Example 4.3, Page Number 158¶

In :
%matplotlib inline
import math
from matplotlib.pyplot import plot,suptitle,xlabel,ylabel

d=0.2*(10**-3) #Chip Diameter in meter
d1=1 #Distance in Meter
l=550*(10**-9 ) #Wavelength in Meter
q=0.001 #External Quantam Efficiency
i=50*(10**-3) #Operational Current
h=6.6*(10**-34)#Plancks Constant
c=3*(10**8)#Speed of Light
e=1.6*(10**-19)

theta=(d/2) #Whence theta is the angle emitting area subtends and is less than 1
print "Emitting Area subtends an angle Theta ="+str(theta)
print "Since theta is less than one, it acts as a Point Source"

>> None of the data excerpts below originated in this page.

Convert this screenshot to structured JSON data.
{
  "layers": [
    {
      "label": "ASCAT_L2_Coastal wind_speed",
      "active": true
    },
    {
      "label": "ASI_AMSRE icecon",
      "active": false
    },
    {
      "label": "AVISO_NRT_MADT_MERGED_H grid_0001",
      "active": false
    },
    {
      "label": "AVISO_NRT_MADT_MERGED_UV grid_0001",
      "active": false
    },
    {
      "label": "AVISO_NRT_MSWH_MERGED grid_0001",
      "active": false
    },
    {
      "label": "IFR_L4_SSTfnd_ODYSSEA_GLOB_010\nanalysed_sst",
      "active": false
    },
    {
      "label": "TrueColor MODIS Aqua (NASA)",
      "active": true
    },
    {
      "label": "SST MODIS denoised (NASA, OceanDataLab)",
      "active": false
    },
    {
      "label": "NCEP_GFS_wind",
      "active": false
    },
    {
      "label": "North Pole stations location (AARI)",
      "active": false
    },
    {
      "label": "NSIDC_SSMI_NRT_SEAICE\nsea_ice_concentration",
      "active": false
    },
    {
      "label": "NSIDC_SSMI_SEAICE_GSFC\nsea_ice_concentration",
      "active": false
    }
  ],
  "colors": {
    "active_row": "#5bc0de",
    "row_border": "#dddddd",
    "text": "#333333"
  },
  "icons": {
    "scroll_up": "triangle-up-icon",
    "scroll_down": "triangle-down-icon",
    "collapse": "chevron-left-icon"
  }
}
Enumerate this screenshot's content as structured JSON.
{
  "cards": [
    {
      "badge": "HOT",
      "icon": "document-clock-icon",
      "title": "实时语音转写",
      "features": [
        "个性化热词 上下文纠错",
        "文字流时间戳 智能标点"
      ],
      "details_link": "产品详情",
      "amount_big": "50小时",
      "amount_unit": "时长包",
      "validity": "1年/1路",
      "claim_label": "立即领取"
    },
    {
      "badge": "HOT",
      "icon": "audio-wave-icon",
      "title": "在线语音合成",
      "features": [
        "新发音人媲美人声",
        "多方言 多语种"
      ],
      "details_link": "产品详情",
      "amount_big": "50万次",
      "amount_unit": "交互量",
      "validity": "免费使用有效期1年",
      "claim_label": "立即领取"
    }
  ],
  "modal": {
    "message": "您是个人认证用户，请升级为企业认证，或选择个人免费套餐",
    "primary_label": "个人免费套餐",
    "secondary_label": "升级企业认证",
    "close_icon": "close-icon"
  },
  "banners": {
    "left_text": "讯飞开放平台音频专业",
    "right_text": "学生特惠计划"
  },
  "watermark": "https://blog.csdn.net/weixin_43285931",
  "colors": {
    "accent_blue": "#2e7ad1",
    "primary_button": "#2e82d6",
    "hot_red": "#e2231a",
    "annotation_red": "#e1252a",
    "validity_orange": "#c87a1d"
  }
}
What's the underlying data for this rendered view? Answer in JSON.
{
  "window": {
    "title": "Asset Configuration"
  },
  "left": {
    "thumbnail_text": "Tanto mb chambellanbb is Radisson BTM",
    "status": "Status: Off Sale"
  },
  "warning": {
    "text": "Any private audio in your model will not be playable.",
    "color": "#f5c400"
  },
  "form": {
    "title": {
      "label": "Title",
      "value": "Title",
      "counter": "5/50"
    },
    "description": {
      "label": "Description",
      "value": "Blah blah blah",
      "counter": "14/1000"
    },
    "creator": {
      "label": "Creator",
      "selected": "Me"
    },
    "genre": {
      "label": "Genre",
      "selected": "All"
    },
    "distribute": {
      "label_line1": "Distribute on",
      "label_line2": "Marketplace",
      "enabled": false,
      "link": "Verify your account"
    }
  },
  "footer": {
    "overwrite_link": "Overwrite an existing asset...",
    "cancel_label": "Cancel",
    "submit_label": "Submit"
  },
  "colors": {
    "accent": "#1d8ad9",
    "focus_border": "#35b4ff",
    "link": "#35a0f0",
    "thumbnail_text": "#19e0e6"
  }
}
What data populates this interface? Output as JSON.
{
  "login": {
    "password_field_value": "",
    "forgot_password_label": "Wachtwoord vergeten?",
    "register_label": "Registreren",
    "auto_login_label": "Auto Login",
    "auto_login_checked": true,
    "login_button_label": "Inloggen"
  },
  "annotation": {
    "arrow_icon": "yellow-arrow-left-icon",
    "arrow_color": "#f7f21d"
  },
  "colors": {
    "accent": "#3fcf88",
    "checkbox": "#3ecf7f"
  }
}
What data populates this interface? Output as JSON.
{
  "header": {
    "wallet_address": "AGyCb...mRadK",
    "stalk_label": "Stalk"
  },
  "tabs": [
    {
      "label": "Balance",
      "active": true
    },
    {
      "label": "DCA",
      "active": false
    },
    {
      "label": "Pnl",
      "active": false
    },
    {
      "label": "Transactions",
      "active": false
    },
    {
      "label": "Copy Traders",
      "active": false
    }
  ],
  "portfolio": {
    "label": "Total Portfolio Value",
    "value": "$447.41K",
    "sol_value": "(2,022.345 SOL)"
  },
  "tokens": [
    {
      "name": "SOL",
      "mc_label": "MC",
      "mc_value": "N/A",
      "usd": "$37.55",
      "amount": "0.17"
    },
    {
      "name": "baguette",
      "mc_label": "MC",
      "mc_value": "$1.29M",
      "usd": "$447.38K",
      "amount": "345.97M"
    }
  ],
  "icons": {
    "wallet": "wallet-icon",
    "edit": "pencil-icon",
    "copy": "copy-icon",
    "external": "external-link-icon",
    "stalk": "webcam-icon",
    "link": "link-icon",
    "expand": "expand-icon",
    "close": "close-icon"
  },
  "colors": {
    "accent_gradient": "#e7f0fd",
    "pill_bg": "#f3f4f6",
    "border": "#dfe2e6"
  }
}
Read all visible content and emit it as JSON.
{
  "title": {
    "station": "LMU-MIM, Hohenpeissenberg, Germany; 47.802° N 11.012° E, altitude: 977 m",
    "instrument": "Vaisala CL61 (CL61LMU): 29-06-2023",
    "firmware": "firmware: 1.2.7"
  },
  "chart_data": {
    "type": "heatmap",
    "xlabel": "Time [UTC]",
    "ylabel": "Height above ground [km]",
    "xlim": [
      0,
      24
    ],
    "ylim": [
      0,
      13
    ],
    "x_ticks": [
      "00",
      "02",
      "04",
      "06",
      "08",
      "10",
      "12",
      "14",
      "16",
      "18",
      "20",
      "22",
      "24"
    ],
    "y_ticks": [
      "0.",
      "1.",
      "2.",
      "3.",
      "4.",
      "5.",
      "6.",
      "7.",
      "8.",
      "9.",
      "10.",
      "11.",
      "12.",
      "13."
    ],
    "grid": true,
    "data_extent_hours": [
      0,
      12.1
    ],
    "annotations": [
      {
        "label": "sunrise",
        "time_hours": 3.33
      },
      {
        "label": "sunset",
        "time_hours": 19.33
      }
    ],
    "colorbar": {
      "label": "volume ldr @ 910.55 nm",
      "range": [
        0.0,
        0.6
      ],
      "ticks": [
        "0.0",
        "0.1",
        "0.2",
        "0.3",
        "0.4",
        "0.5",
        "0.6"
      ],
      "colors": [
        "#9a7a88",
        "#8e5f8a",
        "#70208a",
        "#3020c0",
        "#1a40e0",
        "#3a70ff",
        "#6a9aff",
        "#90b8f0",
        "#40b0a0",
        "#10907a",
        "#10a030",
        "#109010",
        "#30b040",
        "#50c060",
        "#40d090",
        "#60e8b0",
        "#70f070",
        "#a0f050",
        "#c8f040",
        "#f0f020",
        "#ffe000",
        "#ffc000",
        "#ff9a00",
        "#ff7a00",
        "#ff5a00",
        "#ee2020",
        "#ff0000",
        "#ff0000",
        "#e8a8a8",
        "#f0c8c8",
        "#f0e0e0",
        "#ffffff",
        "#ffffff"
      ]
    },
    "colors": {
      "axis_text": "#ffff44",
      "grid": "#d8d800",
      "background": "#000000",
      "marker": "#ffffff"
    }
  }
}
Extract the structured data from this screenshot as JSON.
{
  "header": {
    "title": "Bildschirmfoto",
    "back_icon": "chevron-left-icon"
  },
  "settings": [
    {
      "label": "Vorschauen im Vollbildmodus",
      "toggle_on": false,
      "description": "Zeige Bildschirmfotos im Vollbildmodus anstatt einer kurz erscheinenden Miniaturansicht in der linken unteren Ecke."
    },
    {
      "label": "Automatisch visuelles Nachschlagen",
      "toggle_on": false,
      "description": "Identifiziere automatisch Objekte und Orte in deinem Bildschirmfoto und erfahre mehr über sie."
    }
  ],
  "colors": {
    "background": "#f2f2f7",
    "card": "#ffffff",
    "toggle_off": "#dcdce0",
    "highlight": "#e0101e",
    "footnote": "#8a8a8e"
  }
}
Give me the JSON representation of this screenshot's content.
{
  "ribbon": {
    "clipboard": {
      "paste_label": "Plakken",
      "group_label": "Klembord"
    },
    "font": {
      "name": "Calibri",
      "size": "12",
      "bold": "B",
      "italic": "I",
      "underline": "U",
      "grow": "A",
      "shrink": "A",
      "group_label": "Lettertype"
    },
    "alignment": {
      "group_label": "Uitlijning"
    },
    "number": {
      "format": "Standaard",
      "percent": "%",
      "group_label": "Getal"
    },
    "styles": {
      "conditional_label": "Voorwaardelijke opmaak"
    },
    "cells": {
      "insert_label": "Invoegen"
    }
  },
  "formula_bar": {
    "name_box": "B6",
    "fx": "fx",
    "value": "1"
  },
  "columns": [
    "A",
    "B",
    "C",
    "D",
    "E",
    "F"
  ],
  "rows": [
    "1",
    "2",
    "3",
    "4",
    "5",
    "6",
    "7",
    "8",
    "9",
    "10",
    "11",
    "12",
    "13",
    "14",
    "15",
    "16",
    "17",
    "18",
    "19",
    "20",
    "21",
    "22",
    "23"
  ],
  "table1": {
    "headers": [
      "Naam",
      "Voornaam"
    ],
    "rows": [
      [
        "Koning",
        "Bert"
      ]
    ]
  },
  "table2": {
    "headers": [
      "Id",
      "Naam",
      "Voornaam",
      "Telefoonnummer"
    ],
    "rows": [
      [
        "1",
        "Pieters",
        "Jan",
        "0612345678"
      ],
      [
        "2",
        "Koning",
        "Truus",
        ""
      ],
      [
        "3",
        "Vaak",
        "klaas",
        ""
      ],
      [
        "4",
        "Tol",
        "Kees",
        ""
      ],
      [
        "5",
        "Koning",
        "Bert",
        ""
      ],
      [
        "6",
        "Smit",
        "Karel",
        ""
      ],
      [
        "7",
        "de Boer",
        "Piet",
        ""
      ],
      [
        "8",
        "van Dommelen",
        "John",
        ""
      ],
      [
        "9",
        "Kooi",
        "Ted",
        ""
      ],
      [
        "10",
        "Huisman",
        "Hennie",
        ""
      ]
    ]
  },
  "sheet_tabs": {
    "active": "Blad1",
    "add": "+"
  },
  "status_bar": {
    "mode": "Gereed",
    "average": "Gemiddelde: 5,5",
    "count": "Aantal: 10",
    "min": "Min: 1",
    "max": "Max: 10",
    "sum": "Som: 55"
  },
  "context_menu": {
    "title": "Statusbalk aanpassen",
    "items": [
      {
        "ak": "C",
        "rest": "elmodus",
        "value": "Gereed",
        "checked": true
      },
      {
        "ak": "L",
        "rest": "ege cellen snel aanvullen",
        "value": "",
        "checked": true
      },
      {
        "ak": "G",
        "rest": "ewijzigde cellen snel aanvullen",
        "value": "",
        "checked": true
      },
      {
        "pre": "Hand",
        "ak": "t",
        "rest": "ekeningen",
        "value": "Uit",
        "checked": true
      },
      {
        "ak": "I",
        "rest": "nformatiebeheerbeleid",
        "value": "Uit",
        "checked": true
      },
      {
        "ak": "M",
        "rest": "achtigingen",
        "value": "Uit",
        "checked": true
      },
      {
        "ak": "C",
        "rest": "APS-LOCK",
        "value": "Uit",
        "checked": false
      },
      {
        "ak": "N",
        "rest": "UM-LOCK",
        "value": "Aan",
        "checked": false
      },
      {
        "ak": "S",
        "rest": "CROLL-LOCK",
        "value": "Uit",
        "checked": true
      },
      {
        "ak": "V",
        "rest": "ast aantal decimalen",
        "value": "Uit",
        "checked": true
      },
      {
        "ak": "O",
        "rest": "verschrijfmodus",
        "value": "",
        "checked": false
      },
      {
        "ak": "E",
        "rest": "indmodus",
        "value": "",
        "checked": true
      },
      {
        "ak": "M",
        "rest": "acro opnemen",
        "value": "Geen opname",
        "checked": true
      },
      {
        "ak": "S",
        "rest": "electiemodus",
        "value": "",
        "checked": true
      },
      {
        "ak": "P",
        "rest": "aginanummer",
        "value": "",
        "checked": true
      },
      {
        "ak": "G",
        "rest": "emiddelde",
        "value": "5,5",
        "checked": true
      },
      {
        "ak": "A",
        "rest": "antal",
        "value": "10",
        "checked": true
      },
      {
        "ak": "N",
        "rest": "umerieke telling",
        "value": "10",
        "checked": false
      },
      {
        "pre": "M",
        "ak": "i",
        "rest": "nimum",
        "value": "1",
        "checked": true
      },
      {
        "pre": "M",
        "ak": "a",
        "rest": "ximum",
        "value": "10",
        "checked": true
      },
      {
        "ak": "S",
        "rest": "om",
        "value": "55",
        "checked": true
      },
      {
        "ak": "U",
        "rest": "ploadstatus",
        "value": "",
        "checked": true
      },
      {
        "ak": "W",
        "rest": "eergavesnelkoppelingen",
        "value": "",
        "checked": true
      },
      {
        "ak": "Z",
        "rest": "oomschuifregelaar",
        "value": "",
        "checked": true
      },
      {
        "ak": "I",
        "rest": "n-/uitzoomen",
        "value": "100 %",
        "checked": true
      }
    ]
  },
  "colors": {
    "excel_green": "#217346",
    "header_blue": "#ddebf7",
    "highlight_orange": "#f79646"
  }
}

W=((h*c)/l)*q*(i/e) #Where W is the total Radiant Power in terms of W
W=round(W,6)

print "The Total Radiant Power is "+str(W)+" W"

#From the above graph
l1=600 #Average Luminousity
print "Observing from the below graph at 550 nm"
lf=W*l1 #Where lf is the lumnious flux from the source
lf=round(lf,3)

print "The Luminous Flux from the source is"+str(lf)+" lm"

li=lf/(2*3.14)#Where li is the luminous intensity at normal incidence since flux is distributed over angle 2PI
li=round(li,4)

print "The Luminous Intensity is "+str(li)+" Candela"

X = [400,500,555,600,650,700]
V = [0.0,0.3,1.0,0.7,0.3,0.0]
plot(X,V);
xlabel("Wavelength in nm")
ylabel("V")
suptitle("Fig 1.24")
Emitting Area subtends an angle Theta =0.0001
Since theta is less than one, it acts as a Point Source
The Total Radiant Power is 0.000112 W
Observing from the below graph at 550 nm
The Luminous Flux from the source is0.067 lm
The Luminous Intensity is 0.0107 Candela
Out:
<matplotlib.text.Text at 0x3d68198>